Por siglos hemos desesperado por encontrar la verdad. Algunos han sostenido que la misma albergaba en Dios, otros en el mundo material y otros, simplemente, han negado la capacidad del hombre por alcanzarla. Si bien es una cuestión claramente discutible, si el ser humano está dotado de esa cualidad, muchos (especialmente los que detentan el poder), se han convertido en múltiples momentos de la Historia en dueños de, por supuesto, las verdades que ellos afirmaban como tales. En ese adueñarse, han cometido en un sinfín de oportunidades las más atroces de las matanzas y exterminios, sin distinción de ideologías, religiones o culturas.
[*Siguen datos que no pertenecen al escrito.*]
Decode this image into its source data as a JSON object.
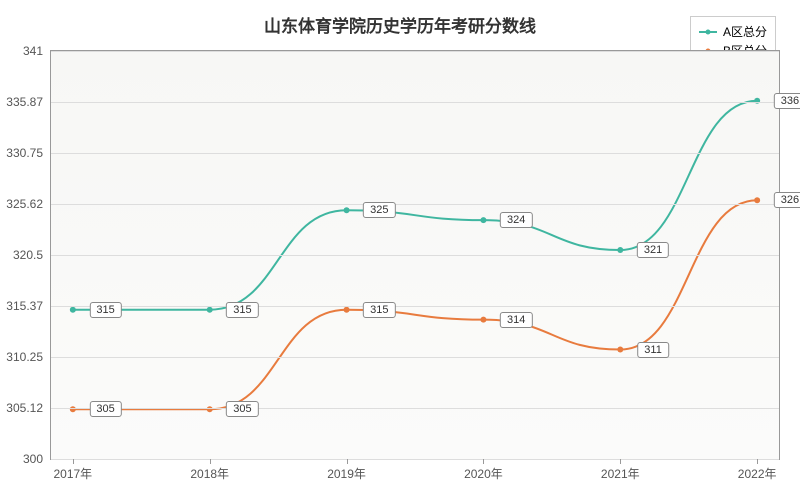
{
  "chart": {
    "title": "山东体育学院历史学历年考研分数线",
    "title_fontsize": 17,
    "title_color": "#333333",
    "background_color": "#ffffff",
    "plot_background": "linear-gradient(#f7f7f5, #fbfbfa)",
    "grid_color": "#dddddd",
    "axis_color": "#999999",
    "tick_font_color": "#555555",
    "tick_fontsize": 12,
    "x_labels": [
      "2017年",
      "2018年",
      "2019年",
      "2020年",
      "2021年",
      "2022年"
    ],
    "y_ticks": [
      300,
      305.12,
      310.25,
      315.37,
      320.5,
      325.62,
      330.75,
      335.87,
      341
    ],
    "ylim": [
      300,
      341
    ],
    "series": [
      {
        "name": "A区总分",
        "color": "#3fb6a0",
        "line_width": 2,
        "marker_radius": 3,
        "values": [
          315,
          315,
          325,
          324,
          321,
          336
        ]
      },
      {
        "name": "B区总分",
        "color": "#e87b3e",
        "line_width": 2,
        "marker_radius": 3,
        "values": [
          305,
          305,
          315,
          314,
          311,
          326
        ]
      }
    ],
    "label_box": {
      "border_color": "#888888",
      "bg": "#ffffff",
      "fontsize": 11
    },
    "legend": {
      "border_color": "#cccccc",
      "bg": "#ffffff",
      "fontsize": 12
    }
  }
}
Y es que la idea de lo absoluto y su «propiedad» parece legitimar cualquier conducta.
En lo individual, nuestro ego, siempre presto a realizar todas aquellas acciones que permitan su crecimiento, se involucra constantemente tratando de manipularla para su propio beneficio.
El afamado cuento de Andersen «El traje nuevo del Emperador», en el que todos los que lo rodean le impiden a él el contacto con la realidad (que se encuentra simplemente desnudo), nos demuestra una vez más que el interés propio en todas sus formas y matices es el primer obstáculo para acercarnos a lo que es y, en el caso, solo el desinterés del niño permite ver a través de su claro cristal.